日々、カーチスたちは、合コンや、ナンパと騒いでいたからだ。
「ああ。カレンが、あの状態だし、当分はない」
「何で、カレンが、出てくるんだ?」
きょとんとした眼差しを、注ぐリュート。
(どうして? 気づかないんだ。あの二人のこと)
付き合っていることを、友達にも、秘密にしている二人を掠める。
(教えてもいいが、二人に、何か、言いそうだしな……)
未だに、気づいていないリュート。
教えることは、やぶさかではなかった。
ただ、話すことによって、聞きに行くことを、危惧していたのである。
(話せば、いいものを。何で、隠す必要があるんだ?)
「……カーチスを、監視しているからだ」
「そうなのか?」
「そうだ」
トリスと、リュートのやり取り。
アニスが、目を丸くしている。
(リュート、気づいていないの? 二人のことを)
カレンとカーチスが、密かに付き合っていることを、把握していたからだ。
けれど、カレンたちが、内緒にしている以上、アニス自身も、それ以上のことを、追及しようとしていなかった。
(何で、リュートに、教えていないのかしら?)
チラリと、トリスが、アニスに視線を巡らす。
「悪いな」
「いいえ」
笑顔で、アニスが答えた。
「カレンの様子は、だいぶ、落ち着いたのか?」
「……まだ、溜まっているようです」
「そうか……」
「でも、大丈夫だと思いますよ。あの二人が、離れることは、ないと思います」
トリスたちは、カレントカーチスたちが、別れてしまうのではないかと、危惧していたのである。
ブラークたちが、唆したとは言え、トリスたちも、かかわっていたので、それなりに、二人の様子が気になっていた。
未だに、二人は、仲直りした様子がない。
カーチスの傷も、絶えなかったのだ。
「合コンのことも、ありますが、今回は、諜報員の人たちの件も、あると思うんです。
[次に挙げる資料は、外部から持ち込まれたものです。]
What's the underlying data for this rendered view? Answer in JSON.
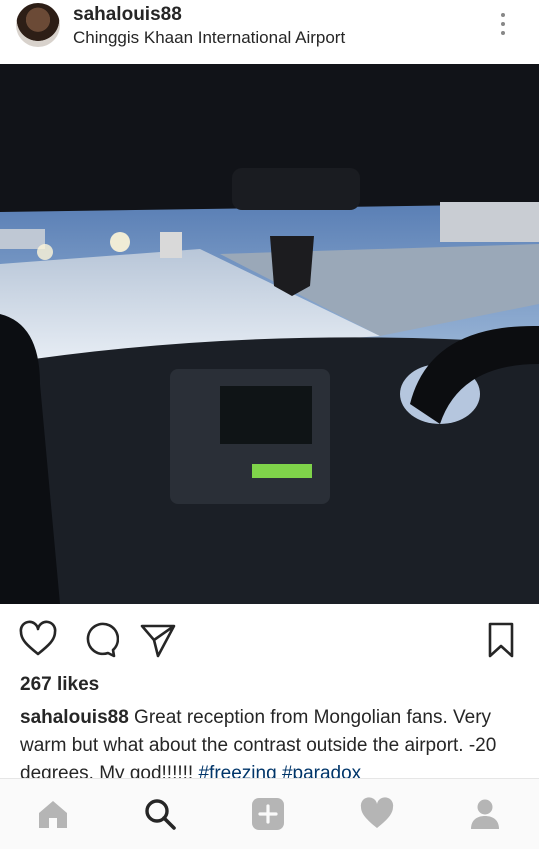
{
  "post": {
    "username": "sahalouis88",
    "location": "Chinggis Khaan International Airport",
    "likes_text": "267 likes",
    "caption_user": "sahalouis88",
    "caption_text": " Great reception from Mongolian fans. Very warm but what about the contrast outside the airport. -20 degrees. My god!!!!!! ",
    "hashtags": [
      "#freezing",
      "#paradox"
    ]
  },
  "icons": {
    "header": [
      "avatar",
      "more-options-icon"
    ],
    "actions": [
      "heart-icon",
      "comment-icon",
      "share-icon",
      "bookmark-icon"
    ],
    "bottom_nav": [
      "home-icon",
      "search-icon",
      "add-icon",
      "activity-heart-icon",
      "profile-icon"
    ]
  },
  "colors": {
    "text": "#262626",
    "hashtag": "#003569",
    "nav_inactive": "#b5b5b5",
    "nav_active": "#262626"
  }
}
かなり、心配していましたよ」
「いつものこと、なんだがな……」
トリスとアニスの話に、リュートも加わる。
一人、取り残された感が、いやだったのだ。
「何だ、探っているやつらと、勝手に、遊んだことが、許せないのか? だったら、今度は、カレンたちも誘って、遊ぶか? 勿論、アニスも一緒に」
リュートの提案に、苦笑いのアニスだった。
(カレン。きっと、もっと怒る気がする……)
「バカ……」
冷めた眼差しのトリスだ。
「何だよ」
頬を膨らませ、不貞腐れているリュートの姿に、呆れるしかない。
その仕草は、リュートの妹ミントと、一緒だったからだ。
「グリンシュのところでも言って、お茶にでもするか?」
トリスの言葉に、先ほどまでの、不満げな表情がない。
これ以上、話しても、埒が明かないと抱き、話の矛先を変えたのである。
まんまと、トリスの術中に、嵌っているリュートだった。
パッと、リュートが顔を綻ばせている。
「そうだな。腹も、減ったし」
急に、表情が変わったリュートだ。
突然の変貌振りに、アニスが、ついていけない。
「な、アニス」
「あっ……、は、はい」
「悪いな」
申し訳なさそうにしているトリス。
「いえ」
三人して、保健士のグリンシュのところへ、歩いていった。
リュートの足取りだけが、一番、軽かったのだ。
その後を、やれやれと首を竦めているトリスと、朗らかな笑顔を、滲ませているアニスがついていったのである。